Those we love can never be
more than a thought apart,
far as long as there is memory,
they'll live on in the heart.xxx
Hello tayla
Hello Tayla u shine like a star every nite like mumy said she loves you lots and im deffo cuming with her to the baby garden xxxshannonxxxx
miss u
hello sweet heart
its mummy here sorry i not been on for a while not been havin a good time of it lately but im here now sweet heart ,hope u havin lots of fun up in the skys above with nannie and uncle ryan im sure they are lookin after u baby ,we will be comin to the babies garden on xmas eve again this yr baby and next to the angel we will be leavin u ur xmas prezzie im sure u will like it like u did last yr , missin u with all my heart now and always , floaty kisses to u and massive hugs , keep warm baby
all my love mummy xx
Bridge of Love
There is a bridge of love
From our hearts to you
Where we've built love and memories
And admiration too.
This bridge of love is strongly built
To stretch far and wide
Keeping thoughts of our precious angels
Always by our sides
xxx
Those we love don't go away,
They walk beside us every day,
Unseen, unheard, but always near,
Still loved, still missed and very dear.
x
I'll Hold You in Heaven
From the very beginning I loved you,
As I made plans to hold you and rock you:
You were tiny and helpless as you lay in my womb,
But something went wrong and soon you were gone;
My young heart was broken, my tears fell like rain,
I'd never known such heart ache and pain.
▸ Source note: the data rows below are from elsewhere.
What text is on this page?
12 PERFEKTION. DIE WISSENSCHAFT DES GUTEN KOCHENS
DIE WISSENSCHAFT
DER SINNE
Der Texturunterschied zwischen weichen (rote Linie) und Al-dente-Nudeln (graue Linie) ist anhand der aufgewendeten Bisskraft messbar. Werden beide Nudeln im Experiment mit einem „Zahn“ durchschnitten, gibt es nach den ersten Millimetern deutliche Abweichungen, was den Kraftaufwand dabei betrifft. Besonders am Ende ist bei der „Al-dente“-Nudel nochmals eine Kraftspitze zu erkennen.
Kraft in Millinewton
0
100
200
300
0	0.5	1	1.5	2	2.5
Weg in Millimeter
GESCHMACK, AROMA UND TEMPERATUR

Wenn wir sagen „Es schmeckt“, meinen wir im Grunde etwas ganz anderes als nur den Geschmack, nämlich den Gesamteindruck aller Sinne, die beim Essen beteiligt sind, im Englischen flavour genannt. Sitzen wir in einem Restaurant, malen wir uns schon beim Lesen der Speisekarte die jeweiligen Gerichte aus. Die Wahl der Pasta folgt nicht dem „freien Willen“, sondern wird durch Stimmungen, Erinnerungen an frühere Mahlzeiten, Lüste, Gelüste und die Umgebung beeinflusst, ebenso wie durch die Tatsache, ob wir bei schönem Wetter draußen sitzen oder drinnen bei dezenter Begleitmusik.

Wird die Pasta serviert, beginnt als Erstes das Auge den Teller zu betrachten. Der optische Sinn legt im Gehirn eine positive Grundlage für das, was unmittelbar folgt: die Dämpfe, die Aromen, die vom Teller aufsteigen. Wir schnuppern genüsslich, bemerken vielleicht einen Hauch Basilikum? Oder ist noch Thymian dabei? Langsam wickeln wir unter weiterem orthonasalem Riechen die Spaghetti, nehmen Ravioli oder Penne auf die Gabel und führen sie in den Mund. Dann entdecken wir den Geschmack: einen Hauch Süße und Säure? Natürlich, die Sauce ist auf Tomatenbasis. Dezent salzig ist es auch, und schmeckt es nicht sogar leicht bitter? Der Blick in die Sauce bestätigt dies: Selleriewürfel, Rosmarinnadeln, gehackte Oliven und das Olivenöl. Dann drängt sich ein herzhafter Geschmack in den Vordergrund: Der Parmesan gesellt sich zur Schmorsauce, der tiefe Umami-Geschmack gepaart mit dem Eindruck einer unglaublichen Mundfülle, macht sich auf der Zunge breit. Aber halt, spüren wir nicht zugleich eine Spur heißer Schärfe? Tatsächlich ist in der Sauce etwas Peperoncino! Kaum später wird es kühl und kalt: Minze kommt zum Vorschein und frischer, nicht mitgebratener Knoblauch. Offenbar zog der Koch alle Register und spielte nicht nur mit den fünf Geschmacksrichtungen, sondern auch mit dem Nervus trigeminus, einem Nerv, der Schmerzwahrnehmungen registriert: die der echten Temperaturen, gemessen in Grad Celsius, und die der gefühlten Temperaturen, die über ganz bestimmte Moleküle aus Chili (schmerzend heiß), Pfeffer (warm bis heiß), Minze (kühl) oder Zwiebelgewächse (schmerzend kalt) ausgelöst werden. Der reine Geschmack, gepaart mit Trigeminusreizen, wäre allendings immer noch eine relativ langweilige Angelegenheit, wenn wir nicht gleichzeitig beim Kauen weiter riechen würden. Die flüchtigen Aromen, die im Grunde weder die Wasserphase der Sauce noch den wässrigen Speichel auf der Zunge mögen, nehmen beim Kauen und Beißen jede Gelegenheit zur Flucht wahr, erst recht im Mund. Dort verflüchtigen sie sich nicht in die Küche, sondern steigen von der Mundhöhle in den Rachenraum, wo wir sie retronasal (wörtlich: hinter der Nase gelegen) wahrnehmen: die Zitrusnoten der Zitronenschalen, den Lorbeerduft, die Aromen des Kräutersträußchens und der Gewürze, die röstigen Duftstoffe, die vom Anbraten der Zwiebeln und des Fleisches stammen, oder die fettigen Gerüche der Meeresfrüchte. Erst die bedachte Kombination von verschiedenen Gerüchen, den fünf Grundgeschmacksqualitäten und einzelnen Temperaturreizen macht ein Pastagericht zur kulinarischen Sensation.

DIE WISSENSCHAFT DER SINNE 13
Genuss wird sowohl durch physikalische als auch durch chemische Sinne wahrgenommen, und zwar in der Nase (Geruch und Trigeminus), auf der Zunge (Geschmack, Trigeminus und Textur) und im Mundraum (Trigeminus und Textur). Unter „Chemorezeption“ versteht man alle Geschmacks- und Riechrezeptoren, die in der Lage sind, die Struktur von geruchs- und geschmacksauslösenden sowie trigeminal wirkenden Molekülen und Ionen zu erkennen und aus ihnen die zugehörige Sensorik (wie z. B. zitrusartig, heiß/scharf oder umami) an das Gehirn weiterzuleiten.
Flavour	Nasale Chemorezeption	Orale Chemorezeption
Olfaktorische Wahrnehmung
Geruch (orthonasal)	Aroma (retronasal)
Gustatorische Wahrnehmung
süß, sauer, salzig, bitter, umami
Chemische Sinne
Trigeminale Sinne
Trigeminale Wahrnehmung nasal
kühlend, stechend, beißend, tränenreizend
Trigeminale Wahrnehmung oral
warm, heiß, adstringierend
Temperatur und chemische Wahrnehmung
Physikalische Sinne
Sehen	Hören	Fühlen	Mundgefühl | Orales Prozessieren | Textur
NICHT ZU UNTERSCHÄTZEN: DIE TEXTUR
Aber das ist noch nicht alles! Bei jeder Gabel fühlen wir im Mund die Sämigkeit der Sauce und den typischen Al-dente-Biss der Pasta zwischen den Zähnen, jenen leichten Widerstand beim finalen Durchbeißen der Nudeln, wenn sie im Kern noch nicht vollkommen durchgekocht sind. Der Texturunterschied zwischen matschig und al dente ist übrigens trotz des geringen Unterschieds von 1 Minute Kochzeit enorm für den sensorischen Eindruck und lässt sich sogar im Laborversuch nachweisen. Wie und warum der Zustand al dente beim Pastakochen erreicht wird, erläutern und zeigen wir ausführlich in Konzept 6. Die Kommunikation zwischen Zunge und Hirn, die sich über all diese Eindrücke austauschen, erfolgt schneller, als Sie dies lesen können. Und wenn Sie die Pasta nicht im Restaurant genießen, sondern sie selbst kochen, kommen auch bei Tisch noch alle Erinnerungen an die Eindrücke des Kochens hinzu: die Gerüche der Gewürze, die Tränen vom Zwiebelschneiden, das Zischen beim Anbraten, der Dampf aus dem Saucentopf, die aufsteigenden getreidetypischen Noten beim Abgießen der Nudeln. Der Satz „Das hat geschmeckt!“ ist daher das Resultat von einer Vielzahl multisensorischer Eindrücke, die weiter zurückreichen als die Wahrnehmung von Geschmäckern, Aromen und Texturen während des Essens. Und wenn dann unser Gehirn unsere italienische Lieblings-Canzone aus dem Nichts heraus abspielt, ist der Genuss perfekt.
I wonder who you look like, me or your dad,
Do you have my smile and his eyes?
Would you have been big and tall or tiny and small?
We had dreams for you that reached to the skies.
It was long, long ago and I still miss you so,
Thanks to Jesus, I'll see you in heaven.
I'll hold you in heaven someday,
When my trials on earth pass away;
The angels have rocked you, the Father watches over you,
I know you're waiting for me;
I never could hold you or tell you "Goodbye",
But I'll hold you in heaven someday.